Kyoshi se recostou na poltrona.

– Como a jovem reagiu?

– No início, ficou assustada, mas depois se sentiu mais confortável. Todas estão bem. Ela realmente conseguiu encantá-las.

Kyoshi sorriu.

– Ela tem tudo de que precisa? – quis saber Kyoshi, embora soubesse que ela andava cada vez mais satisfeita. Quando se sentia feliz, cantarolava baixinho, distraída. Muitas vezes, a Lykae ouvia a voz dela enquanto cuidava das flores do “lunário”, como a vampira chamava o jardim fechado. Kyoshi quase poderia apostar que ela gostava mais dos jasmins do que de joias.

– Oh, sim. Ela é, ahn… Muito prendada, eficiente e, atrevo-me a dizer, viciada em compras.

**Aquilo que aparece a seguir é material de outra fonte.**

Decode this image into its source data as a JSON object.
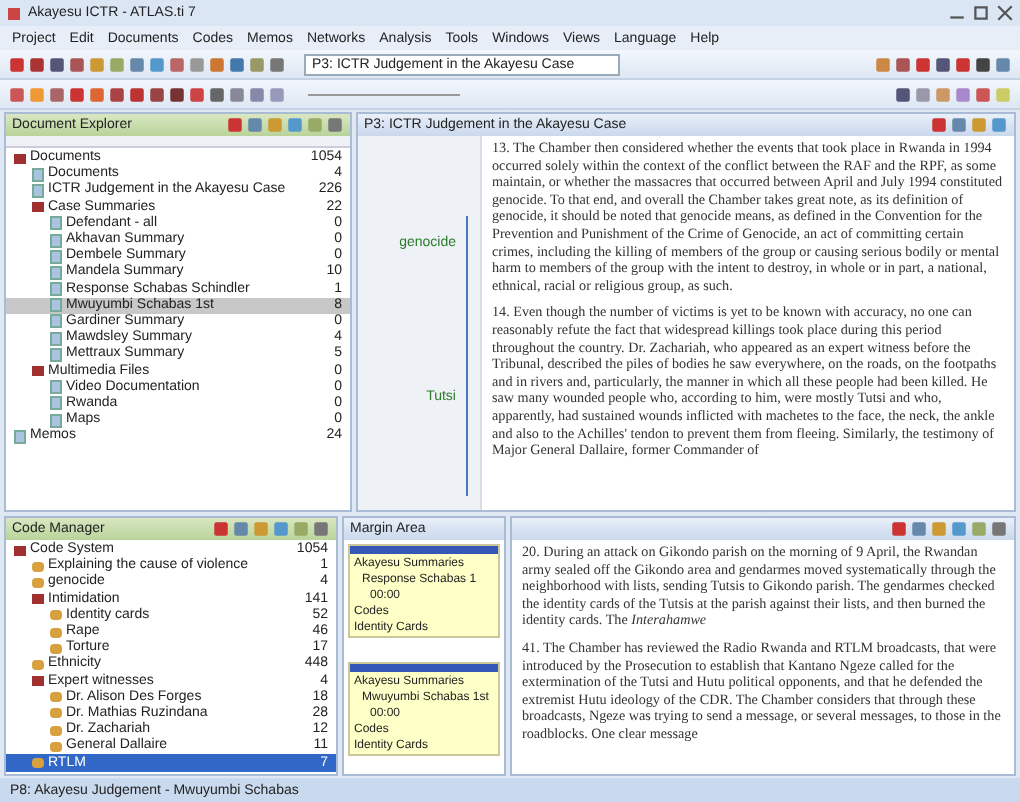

A própria Kyoshi já reparara nas compras e suspeitava que se sentia melhor agora que estava enchendo a casa com coisas que curtia ou precisava, transformando em lar aquele seu espaço. A Lykae se sentia profundamente grata por ver tudo aquilo tomar forma à sua volta. Será que conseguiria, um dia, compreender o porquê de ela precisar de centenas de vidros de esmalte para as unhas? Não, mas certamente a Lykae gostava de ser  surpreendida por novas cores sempre que lhe beijava os dedinhos dos pés.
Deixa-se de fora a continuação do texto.